With the rise of antibiotic resistance, new treatments for bacterial infections are needed. Phage therapy is a promising alternative treatment that requires thorough characterization of phages for development. As part of the SEA PHAGES program at NSU, four novel Gordonia rubripertincta phages were isolated and annotated from 2021-2023: Alyssamiracle, Fribs8, Genamy16, and NovaSharks. Fribs8 is in cluster CT, which has been determined to have a lytic life cycle, while the other three phages are in cluster DV, which has an unknown life cycle. The goal of this research was to further characterize these phages by determining their optimal multiplicity of infection (MOI), lysis time, post lysis growth rate and life cycle. G. rubripertincta was grown in combination with each phage at MOIs of ~ 0.1, 1, 10 and 100 in triplicate. The absorbance at OD600 was measured every 10 min for 48 h using a Victor X4 (Perkin Elmer) 96-well microplate reader. Results showed that the optimal MOI was 100 for Fribs8, Genamy16 and NovaSharks, and 10 for Alyssamiracle, with lysis times of 5.7 h, 7 h, 7.5 h and 5.4 h, respectively. Interestingly, bacterial growth was seen after lysis. The growth rate after lysis was determined and showed that the higher the MOI, the higher the growth rate, suggesting a faster recovery possibly due to lysogens or resistant bacteria emerging. To determine whether the phages had a lytic or temperate life cycle, A spot titer was performed and potential lysogens were collected and purified from the mesa of the 10^0 spot.

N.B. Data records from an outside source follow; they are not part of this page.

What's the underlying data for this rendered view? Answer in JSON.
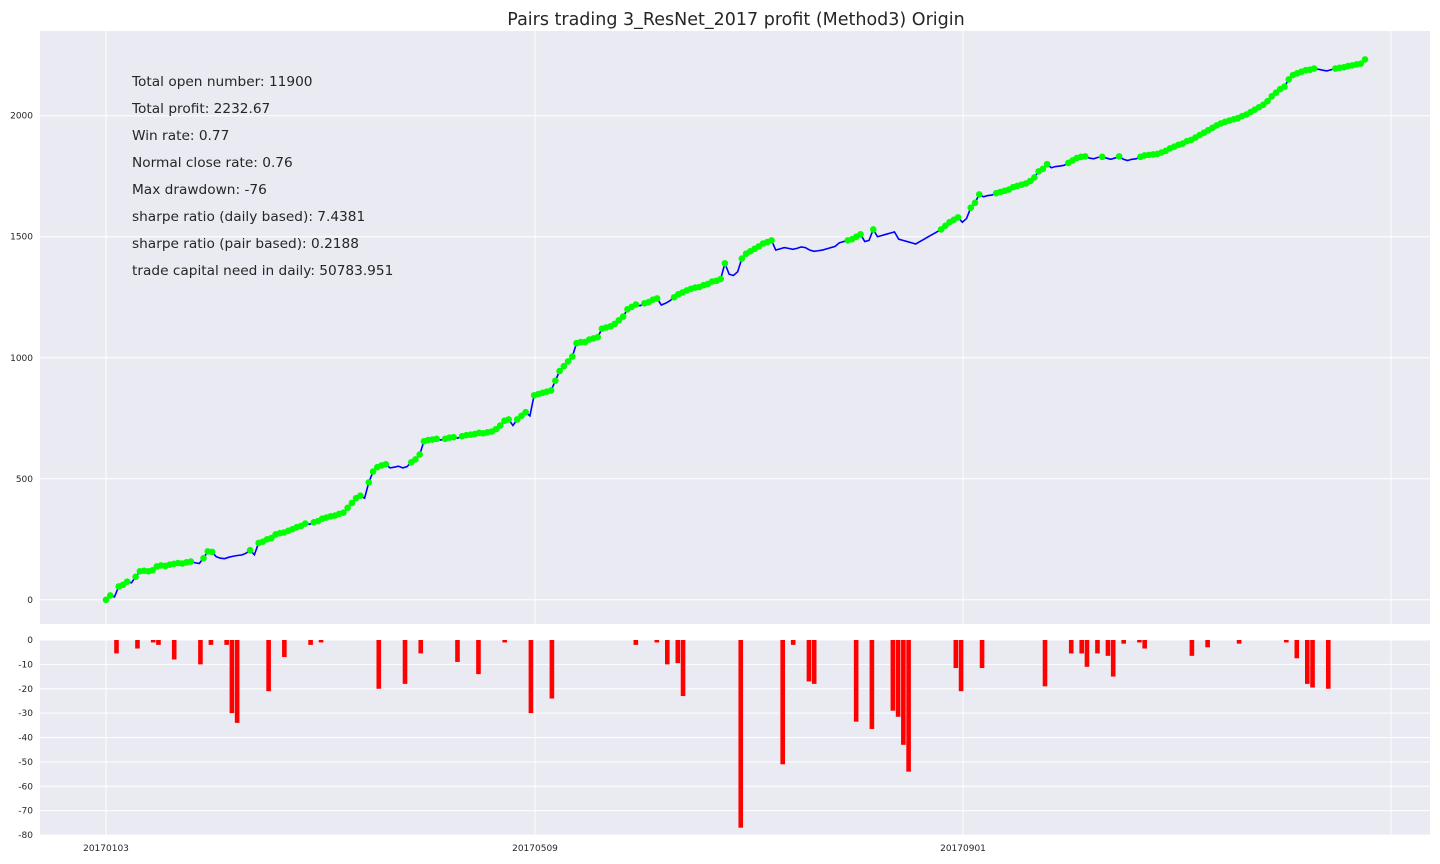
{
  "chart_data": [
    {
      "type": "line",
      "title": "Pairs trading 3_ResNet_2017 profit (Method3) Origin",
      "xlabel": "",
      "ylabel": "",
      "x_ticks": [
        "20170103",
        "20170509",
        "20170901"
      ],
      "y_ticks": [
        "0",
        "500",
        "1000",
        "1500",
        "2000"
      ],
      "ylim": [
        -100,
        2350
      ],
      "grid": true,
      "line_color": "#0000ff",
      "marker_color": "#00ff00",
      "series": [
        {
          "values": [
            0,
            18,
            12,
            55,
            62,
            75,
            70,
            95,
            118,
            120,
            118,
            122,
            138,
            142,
            140,
            145,
            148,
            152,
            150,
            155,
            158,
            153,
            150,
            172,
            200,
            198,
            178,
            172,
            170,
            176,
            180,
            183,
            185,
            192,
            205,
            186,
            235,
            240,
            250,
            255,
            270,
            275,
            278,
            285,
            292,
            300,
            305,
            315,
            312,
            320,
            325,
            335,
            340,
            345,
            348,
            355,
            360,
            380,
            400,
            420,
            430,
            420,
            485,
            530,
            548,
            555,
            560,
            545,
            548,
            552,
            545,
            550,
            568,
            580,
            600,
            655,
            660,
            662,
            665,
            660,
            665,
            670,
            672,
            668,
            676,
            680,
            682,
            685,
            690,
            688,
            692,
            695,
            705,
            720,
            740,
            745,
            720,
            745,
            760,
            775,
            760,
            845,
            850,
            855,
            860,
            865,
            905,
            945,
            965,
            985,
            1005,
            1060,
            1065,
            1065,
            1075,
            1080,
            1085,
            1120,
            1125,
            1130,
            1140,
            1155,
            1170,
            1200,
            1210,
            1220,
            1215,
            1225,
            1230,
            1240,
            1245,
            1218,
            1225,
            1235,
            1250,
            1262,
            1270,
            1278,
            1285,
            1290,
            1292,
            1300,
            1305,
            1315,
            1318,
            1325,
            1390,
            1345,
            1340,
            1355,
            1410,
            1430,
            1440,
            1450,
            1460,
            1472,
            1478,
            1485,
            1445,
            1450,
            1455,
            1452,
            1448,
            1452,
            1458,
            1455,
            1445,
            1440,
            1442,
            1445,
            1450,
            1455,
            1460,
            1475,
            1480,
            1485,
            1490,
            1500,
            1510,
            1480,
            1485,
            1530,
            1500,
            1505,
            1510,
            1515,
            1520,
            1490,
            1485,
            1480,
            1475,
            1470,
            1480,
            1490,
            1500,
            1510,
            1520,
            1530,
            1545,
            1560,
            1570,
            1580,
            1560,
            1575,
            1620,
            1640,
            1675,
            1665,
            1670,
            1672,
            1680,
            1685,
            1690,
            1695,
            1705,
            1710,
            1715,
            1720,
            1730,
            1745,
            1770,
            1780,
            1800,
            1785,
            1790,
            1792,
            1795,
            1805,
            1815,
            1825,
            1830,
            1832,
            1825,
            1822,
            1828,
            1830,
            1825,
            1820,
            1825,
            1832,
            1820,
            1815,
            1820,
            1822,
            1830,
            1836,
            1838,
            1840,
            1842,
            1848,
            1855,
            1865,
            1872,
            1880,
            1885,
            1895,
            1900,
            1910,
            1920,
            1930,
            1940,
            1950,
            1960,
            1968,
            1975,
            1980,
            1985,
            1990,
            1998,
            2005,
            2015,
            2025,
            2035,
            2045,
            2060,
            2080,
            2095,
            2110,
            2120,
            2150,
            2168,
            2175,
            2182,
            2188,
            2190,
            2195,
            2192,
            2188,
            2185,
            2190,
            2195,
            2198,
            2200,
            2205,
            2208,
            2212,
            2215,
            2232.67
          ]
        }
      ],
      "stats": [
        "Total open number: 11900",
        "Total profit: 2232.67",
        "Win rate: 0.77",
        "Normal close rate: 0.76",
        "Max drawdown: -76",
        "sharpe ratio (daily based): 7.4381",
        "sharpe ratio (pair based): 0.2188",
        "trade capital need in daily: 50783.951"
      ]
    },
    {
      "type": "bar",
      "xlabel": "",
      "ylabel": "",
      "ylim": [
        -80,
        0
      ],
      "y_ticks": [
        "0",
        "-10",
        "-20",
        "-30",
        "-40",
        "-50",
        "-60",
        "-70",
        "-80"
      ],
      "x_ticks": [
        "20170103",
        "20170509",
        "20170901"
      ],
      "bar_color": "#ff0000",
      "grid": true,
      "bars": [
        {
          "x": 2,
          "value": -5.5
        },
        {
          "x": 6,
          "value": -3.5
        },
        {
          "x": 9,
          "value": -1
        },
        {
          "x": 10,
          "value": -2
        },
        {
          "x": 13,
          "value": -8
        },
        {
          "x": 18,
          "value": -10
        },
        {
          "x": 20,
          "value": -2
        },
        {
          "x": 23,
          "value": -2
        },
        {
          "x": 24,
          "value": -30
        },
        {
          "x": 25,
          "value": -34
        },
        {
          "x": 31,
          "value": -21
        },
        {
          "x": 34,
          "value": -7
        },
        {
          "x": 39,
          "value": -2
        },
        {
          "x": 41,
          "value": -1
        },
        {
          "x": 52,
          "value": -20
        },
        {
          "x": 57,
          "value": -18
        },
        {
          "x": 60,
          "value": -5.5
        },
        {
          "x": 67,
          "value": -9
        },
        {
          "x": 71,
          "value": -14
        },
        {
          "x": 76,
          "value": -1
        },
        {
          "x": 81,
          "value": -30
        },
        {
          "x": 85,
          "value": -24
        },
        {
          "x": 101,
          "value": -2
        },
        {
          "x": 105,
          "value": -1
        },
        {
          "x": 107,
          "value": -10
        },
        {
          "x": 109,
          "value": -9.5
        },
        {
          "x": 110,
          "value": -23
        },
        {
          "x": 121,
          "value": -77
        },
        {
          "x": 129,
          "value": -51
        },
        {
          "x": 131,
          "value": -2
        },
        {
          "x": 134,
          "value": -17
        },
        {
          "x": 135,
          "value": -18
        },
        {
          "x": 143,
          "value": -33.5
        },
        {
          "x": 146,
          "value": -36.5
        },
        {
          "x": 150,
          "value": -29
        },
        {
          "x": 151,
          "value": -31.5
        },
        {
          "x": 152,
          "value": -43
        },
        {
          "x": 153,
          "value": -54
        },
        {
          "x": 162,
          "value": -11.5
        },
        {
          "x": 163,
          "value": -21
        },
        {
          "x": 167,
          "value": -11.5
        },
        {
          "x": 179,
          "value": -19
        },
        {
          "x": 184,
          "value": -5.5
        },
        {
          "x": 186,
          "value": -5.5
        },
        {
          "x": 187,
          "value": -11
        },
        {
          "x": 189,
          "value": -5.5
        },
        {
          "x": 191,
          "value": -6.5
        },
        {
          "x": 192,
          "value": -15
        },
        {
          "x": 194,
          "value": -1.5
        },
        {
          "x": 197,
          "value": -1
        },
        {
          "x": 198,
          "value": -3.5
        },
        {
          "x": 207,
          "value": -6.5
        },
        {
          "x": 210,
          "value": -3
        },
        {
          "x": 216,
          "value": -1.5
        },
        {
          "x": 225,
          "value": -1
        },
        {
          "x": 227,
          "value": -7.5
        },
        {
          "x": 229,
          "value": -18
        },
        {
          "x": 230,
          "value": -19.5
        },
        {
          "x": 233,
          "value": -20
        }
      ]
    }
  ]
}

A phage release assay was performed on four purified colonies from each sample to determine if any lysogenic phage were present. The three cluster DV phages tested negative in the phage release assay, indicating a lytic life cycle while, unexpectedly, the cluster CT phage demonstrated phage release in 1 of the 4 samples tested. These results suggest that the post lysis growth are most likely due to resistant bacteria emerging and not lysogens. Together, these results contribute to the larger understanding of Gordonia phages and may aid in the development of effective phage therapy for antibiotic resistant G. rubripertincta infections in the future.